Наше воссоединение было не совсем обычным, но, опять же, Закари Блэквуд — единственный друг, с которым я регулярно вижусь. Я даже провел прошлое Рождество с ним и его Теодорой в их квартире в Оксфорде, и хотя я не имел ни малейшего понятия, о чем они говорили половину времени, это был лучший сон за весь год. Мы расстались, пообещав вскоре увидеться снова, и Закари дал мне свой экземпляр "Республики" Платона, чтобы я пока почитал.
Я пока не осилил первые пятьдесят страниц, но я и не ожидал, что увижу его так скоро.
— Ты думаешь, это ее вина? — спрашиваю я, глядя из окна такси на пролетающий мимо серо-зеленый Лондон. — Вся эта история с преследователем?
— Конечно, это не ее вина. — Закари вздыхает и проводит рукой по лицу.
Несмотря на то, как часто я его вижу, Закари никогда не меняется.

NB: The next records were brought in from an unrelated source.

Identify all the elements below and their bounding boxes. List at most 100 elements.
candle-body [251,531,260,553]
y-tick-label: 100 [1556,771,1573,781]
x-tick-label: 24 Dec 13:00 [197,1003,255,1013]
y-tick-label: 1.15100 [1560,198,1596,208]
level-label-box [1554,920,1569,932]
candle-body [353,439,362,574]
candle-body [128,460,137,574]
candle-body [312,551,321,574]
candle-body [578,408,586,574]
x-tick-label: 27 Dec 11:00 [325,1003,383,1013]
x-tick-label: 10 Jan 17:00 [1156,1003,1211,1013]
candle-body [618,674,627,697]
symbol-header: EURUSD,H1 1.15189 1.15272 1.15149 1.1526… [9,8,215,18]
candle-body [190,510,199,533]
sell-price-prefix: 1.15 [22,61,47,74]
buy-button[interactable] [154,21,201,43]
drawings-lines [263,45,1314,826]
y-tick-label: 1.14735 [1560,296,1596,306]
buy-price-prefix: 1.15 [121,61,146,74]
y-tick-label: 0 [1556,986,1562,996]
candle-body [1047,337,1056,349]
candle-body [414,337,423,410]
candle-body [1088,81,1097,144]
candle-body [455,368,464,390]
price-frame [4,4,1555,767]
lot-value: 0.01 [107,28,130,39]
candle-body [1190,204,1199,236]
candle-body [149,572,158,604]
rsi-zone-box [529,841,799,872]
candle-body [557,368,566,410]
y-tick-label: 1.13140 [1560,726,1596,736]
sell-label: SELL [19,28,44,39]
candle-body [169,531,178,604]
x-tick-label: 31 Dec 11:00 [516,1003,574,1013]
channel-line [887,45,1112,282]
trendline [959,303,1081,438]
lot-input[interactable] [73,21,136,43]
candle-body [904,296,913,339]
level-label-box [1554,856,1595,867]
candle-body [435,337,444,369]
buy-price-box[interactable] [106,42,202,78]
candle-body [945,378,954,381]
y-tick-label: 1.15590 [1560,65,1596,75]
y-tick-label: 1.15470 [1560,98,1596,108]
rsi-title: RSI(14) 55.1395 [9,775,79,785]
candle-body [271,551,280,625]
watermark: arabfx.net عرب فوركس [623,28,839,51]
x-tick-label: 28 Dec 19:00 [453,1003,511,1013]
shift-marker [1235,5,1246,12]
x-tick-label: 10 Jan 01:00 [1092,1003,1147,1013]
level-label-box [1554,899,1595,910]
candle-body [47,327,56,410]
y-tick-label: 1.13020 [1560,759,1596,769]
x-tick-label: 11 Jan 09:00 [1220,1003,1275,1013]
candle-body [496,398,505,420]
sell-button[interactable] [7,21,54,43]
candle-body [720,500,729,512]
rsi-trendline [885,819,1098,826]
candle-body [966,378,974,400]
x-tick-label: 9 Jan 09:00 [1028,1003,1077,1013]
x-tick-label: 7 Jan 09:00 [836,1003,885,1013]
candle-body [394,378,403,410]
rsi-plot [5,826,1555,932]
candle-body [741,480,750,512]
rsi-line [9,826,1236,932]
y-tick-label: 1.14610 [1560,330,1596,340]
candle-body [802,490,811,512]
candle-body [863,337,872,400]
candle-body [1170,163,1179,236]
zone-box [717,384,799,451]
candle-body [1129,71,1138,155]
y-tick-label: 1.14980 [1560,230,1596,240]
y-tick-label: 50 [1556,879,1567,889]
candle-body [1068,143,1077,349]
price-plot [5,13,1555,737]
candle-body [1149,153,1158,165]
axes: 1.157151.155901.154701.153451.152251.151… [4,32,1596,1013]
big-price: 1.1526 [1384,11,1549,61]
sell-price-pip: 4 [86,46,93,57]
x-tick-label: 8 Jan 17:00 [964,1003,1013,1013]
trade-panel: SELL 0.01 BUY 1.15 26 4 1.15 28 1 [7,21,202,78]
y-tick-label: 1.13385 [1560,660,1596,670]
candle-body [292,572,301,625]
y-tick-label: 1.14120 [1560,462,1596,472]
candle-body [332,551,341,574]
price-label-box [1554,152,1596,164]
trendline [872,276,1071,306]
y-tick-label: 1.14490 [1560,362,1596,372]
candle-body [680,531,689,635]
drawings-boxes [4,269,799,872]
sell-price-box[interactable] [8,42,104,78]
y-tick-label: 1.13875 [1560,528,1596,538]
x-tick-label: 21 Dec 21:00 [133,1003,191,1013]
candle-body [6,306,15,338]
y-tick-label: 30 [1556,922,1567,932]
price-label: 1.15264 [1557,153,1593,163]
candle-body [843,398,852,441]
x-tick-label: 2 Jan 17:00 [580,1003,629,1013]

Время течет по нему, как вода по камню. Он выглядит так же, как и в Спиркресте, — в шерстяном джемпере, кожаных мокасинах и очках в золотой оправе.
Но сегодня он впервые выглядит старше. Обеспокоенным.
Усталым.
Я замечаю это сразу же, как только он забирает меня из аэропорта. Даже в тусклом полумраке затемненных окон его частного такси я вижу, как хмурится его лицо, как страх таится в его глазах.
Я не привык видеть его таким, и мне это чертовски не нравится.
— Я просто хочу, чтобы она была в безопасности — почему это так сложно? — Закари с гримасой покачал головой. — Ей двадцать один год, ради всего святого. Я думал, что защищать ее станет проще, а не сложнее.
— Ей не нужна твоя защита.
Это суровая правда, и Закари должен ее услышать. Я слишком уважаю его, чтобы не сказать ему это в лицо.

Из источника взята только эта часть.